In the world of addiction-care models, there is often a divide between those receiving treatment for substance use disorders (SUDs) involving opioids, and those receiving treatment for other kinds of SUDs, such as alcohol. Through CCHP’s involvement with OASAS’s Integrated Licensure Project, the divide is bridged across several aspects of care, including how CCHP looks and operates. Through this integration, patients, staff, and community members can actually see that division disappear.
“We used to have separate waiting areas for different addiction services,” explains Michelle Gadot MS, CCHP’s Chief Operating Officer. “At one point, they were on separate floors with separate counselors. It's all about integrating [formerly] separate groups. Now everyone receiving addiction services has the same groups, the same waiting area, and the same counselors.”
CCHP serves over 3,000 patients total, with close to 500 patients receiving addiction services. Their wraparound services are crucial in Harlem, where the rate of overdose deaths jumped from 50 to 95 per 100,000 residents from April 2020 to April 2021.

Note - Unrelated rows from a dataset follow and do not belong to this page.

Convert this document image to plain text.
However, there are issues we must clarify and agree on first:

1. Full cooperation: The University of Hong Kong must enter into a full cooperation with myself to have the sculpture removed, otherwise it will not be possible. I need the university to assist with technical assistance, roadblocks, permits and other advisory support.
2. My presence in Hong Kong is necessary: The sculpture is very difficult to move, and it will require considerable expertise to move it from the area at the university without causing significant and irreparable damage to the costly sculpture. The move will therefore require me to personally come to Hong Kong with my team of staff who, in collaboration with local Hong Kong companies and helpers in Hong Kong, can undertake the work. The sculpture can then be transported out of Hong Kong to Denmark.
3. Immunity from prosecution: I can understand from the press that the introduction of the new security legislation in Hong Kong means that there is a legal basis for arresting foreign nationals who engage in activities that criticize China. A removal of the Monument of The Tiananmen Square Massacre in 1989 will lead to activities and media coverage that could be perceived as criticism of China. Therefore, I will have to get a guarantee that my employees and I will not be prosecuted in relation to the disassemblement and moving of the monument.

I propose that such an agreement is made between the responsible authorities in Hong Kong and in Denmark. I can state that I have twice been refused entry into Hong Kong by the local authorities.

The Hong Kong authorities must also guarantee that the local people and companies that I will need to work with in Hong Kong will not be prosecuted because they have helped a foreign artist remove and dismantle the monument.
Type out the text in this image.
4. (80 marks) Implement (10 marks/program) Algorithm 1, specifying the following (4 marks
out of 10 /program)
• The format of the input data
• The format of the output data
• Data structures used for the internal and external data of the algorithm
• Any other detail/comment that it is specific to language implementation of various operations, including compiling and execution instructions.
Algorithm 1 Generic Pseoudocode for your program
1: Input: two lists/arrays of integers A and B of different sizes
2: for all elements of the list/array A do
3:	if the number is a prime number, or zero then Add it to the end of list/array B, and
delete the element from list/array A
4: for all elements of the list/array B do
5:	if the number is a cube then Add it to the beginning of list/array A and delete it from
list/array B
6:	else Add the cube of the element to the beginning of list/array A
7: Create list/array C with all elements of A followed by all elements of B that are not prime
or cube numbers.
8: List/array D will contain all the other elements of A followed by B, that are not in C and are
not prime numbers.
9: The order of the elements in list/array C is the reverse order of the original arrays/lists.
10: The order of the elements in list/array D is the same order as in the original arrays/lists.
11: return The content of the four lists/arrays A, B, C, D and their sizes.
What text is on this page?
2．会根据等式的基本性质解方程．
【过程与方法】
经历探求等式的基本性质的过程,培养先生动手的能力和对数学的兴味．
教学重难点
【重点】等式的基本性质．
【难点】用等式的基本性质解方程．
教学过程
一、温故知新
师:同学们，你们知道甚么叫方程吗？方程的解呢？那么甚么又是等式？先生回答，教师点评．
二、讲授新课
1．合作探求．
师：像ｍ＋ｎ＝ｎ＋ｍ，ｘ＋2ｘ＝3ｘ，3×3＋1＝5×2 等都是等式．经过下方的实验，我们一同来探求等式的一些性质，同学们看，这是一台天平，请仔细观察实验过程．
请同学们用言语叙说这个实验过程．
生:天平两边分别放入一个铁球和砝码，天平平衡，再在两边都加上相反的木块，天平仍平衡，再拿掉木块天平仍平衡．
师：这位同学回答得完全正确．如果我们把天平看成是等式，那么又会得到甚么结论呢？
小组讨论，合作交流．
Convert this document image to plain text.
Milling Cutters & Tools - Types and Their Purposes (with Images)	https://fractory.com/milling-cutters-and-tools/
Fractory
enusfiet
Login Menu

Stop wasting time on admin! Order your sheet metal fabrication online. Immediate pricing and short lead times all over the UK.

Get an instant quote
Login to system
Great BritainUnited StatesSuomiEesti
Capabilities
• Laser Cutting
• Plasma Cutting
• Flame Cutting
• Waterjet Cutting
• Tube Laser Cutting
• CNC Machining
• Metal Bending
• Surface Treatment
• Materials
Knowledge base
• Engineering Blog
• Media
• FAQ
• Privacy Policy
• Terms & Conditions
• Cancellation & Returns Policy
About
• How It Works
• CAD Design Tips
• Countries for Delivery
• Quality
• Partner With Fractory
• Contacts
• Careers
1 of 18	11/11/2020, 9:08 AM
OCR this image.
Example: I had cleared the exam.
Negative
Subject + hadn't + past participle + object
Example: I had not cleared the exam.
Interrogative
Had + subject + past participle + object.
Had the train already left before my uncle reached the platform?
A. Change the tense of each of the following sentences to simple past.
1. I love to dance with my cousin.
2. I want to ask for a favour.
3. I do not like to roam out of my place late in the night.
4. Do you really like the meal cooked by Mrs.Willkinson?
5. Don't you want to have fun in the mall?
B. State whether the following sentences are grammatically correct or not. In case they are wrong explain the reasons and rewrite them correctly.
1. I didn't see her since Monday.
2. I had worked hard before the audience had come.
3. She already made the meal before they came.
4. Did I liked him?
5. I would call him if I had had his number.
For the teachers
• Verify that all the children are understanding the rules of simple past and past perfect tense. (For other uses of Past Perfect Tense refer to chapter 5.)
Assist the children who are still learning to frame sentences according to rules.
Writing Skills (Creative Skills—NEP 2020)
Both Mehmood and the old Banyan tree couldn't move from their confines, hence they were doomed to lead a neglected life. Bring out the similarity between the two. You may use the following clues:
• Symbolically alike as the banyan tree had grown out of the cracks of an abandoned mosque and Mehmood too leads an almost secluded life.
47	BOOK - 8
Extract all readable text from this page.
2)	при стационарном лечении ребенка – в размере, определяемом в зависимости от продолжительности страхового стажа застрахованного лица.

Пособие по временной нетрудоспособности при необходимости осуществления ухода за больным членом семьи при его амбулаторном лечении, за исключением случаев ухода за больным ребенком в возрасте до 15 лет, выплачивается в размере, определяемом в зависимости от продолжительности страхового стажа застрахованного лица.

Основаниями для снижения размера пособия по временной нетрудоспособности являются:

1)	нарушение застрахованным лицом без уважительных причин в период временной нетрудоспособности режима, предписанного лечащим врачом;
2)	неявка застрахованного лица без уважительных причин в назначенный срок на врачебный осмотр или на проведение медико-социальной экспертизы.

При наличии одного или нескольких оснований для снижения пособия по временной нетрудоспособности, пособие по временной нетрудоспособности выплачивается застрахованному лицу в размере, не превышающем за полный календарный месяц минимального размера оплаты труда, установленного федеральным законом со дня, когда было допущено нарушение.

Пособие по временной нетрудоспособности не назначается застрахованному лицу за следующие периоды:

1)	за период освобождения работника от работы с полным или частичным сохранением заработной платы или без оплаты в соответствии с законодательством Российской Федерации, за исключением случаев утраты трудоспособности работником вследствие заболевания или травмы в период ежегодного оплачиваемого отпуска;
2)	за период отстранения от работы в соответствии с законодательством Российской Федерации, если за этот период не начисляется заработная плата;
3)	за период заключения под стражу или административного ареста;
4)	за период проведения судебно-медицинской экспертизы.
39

“I want to congratulate all the staff at CCHP for the work that you’ve done across the last 60 years in the heart of the East Harlem community, and you’Re going to continue to do more and have more comprehensive services.”
-Lesley Puryear, NYS Opioid Treatment Authority (SOTA) & Bureau Director, Adult Treatment Services, NYS OASAS
Through the integration of addiction services, both physical barriers (like separate waiting rooms) and psychological barriers (such as stigma) are removed for patients. Knowing that you can find a fit in one of CCHP’s programs — whether you are impacted by someone else’s addiction, receiving methadone treatment, or in a support group for recovery from addiction to alcohol — helps build a sense of solidarity among the recovery community. This certification via OASAS helps solidify CCHP’s patient-centered model and validate CCHP’s long-time understanding that the needs of people facing addiction to different substances have similar treatment needs.
“As time went on, everybody realized that the needs of people facing substance use were pretty much the same,” says Annie Mendelsohn LCSW, Chief Executive Officer of CCHP. “The main difference was that some people receive medication. The goal is to try to remove the stigma and make the medication more about treating a disease.”
CCHP’s umbrella of addiction services has always included supporting loved ones of people facing addiction and will continue to. Gadot says, “When you've been impacted by someone's use, you will often put their needs ahead of your own. We offer an opportunity to realize how much their addiction has impacted you.”
The certification helped support new features around the Center, including technology, a waiting area, and new equipment. The integrative license from OASAS aligns with CCHP’s history of whole-person care. While there’s a widespread misconception that centers that offer methadone treatments are only methadone clinics, CCHP has always offered much more as an integrated outpatient program, such as individual counseling, group counseling, vocational education, primary care, HIV prevention/treatment, and family services. With a mission to provide trauma-informed care to everyone, CCHP’s CEO says the license enables the Center to more fully live out its patient-centered model.
“Everybody is human,” she says. “If someone’s need is to have methadone, in addition to whatever else they're getting, that's part of their need as a human. And if someone’s need is to come in for counseling to deal with anxiety because their father's using alcohol, that's their need. And there's no difference between each of those people.”